- Born: 18 January 1929 Vienna, Austria
- Died: 17 December 2022 (aged 93) Toronto, Ontario, Canada
- Occupation: Businessman
- Known for: Founder of Olympia & York
- Spouse: Egosah Feldman ​ ​(m. 1955; died 2022)​
- Relatives: Reichmann family Edward Reichmann (brother); Paul Reichmann (brother);

= Albert Reichmann =

Canadian businessman (1929–2022)

Albert Reichmann (אלברט רייכמן; January 18, 1929 – December 17, 2022) was a Canadian businessman. He was one of five brothers who controlled the Reichmann business empire. Together with his wife Egosah they had four children, Philip, David, Bernice and Libby. The Reichmann family is listed as one of Canada's 100 richest families.

==Early life==
Albert Reichmann was born in Vienna, Austria to Orthodox Jewish parents. He was one of six siblings. The family escaped Nazi occupied Austria and Paris.

==Career==
Reichmann joined his younger brothers Paul and Ralph Reichmann, who had set up business in Toronto. Paul was the president of their company, Olympia and York, in 1989 worth 8.4 billion dollars.
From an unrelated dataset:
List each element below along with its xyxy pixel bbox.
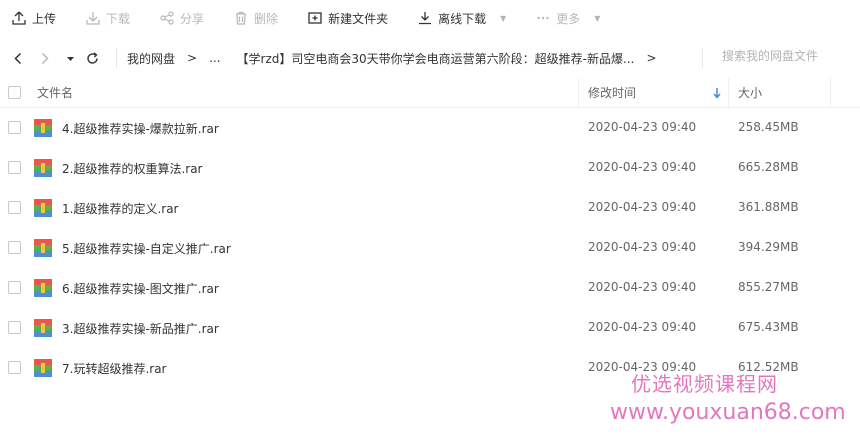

Albert served in a secondary role as chairman of the company, but was most known for his philanthropic work. In the late 1980s while Paul was devoting his time to the Canary Wharf project, Albert became closely involved in the cause of the Jews in the Soviet Union. He used his money and influence in an effort to enable their emigration to Israel.
In 1993, it was reported that he lobbied congress about Libya and Israel.
His endowment is based in Brooklyn, New York.

His son, Philip Reichmann, was born in 1958. He managed O & Y Properties Incorporation before it was sold to Brookfield in 2005.

Reichmann was also an investor in ImageSat, who sued the company.

==Death==
Albert Reichman died in Toronto, Ontario, Canada on December 17, 2022, at the age of 93.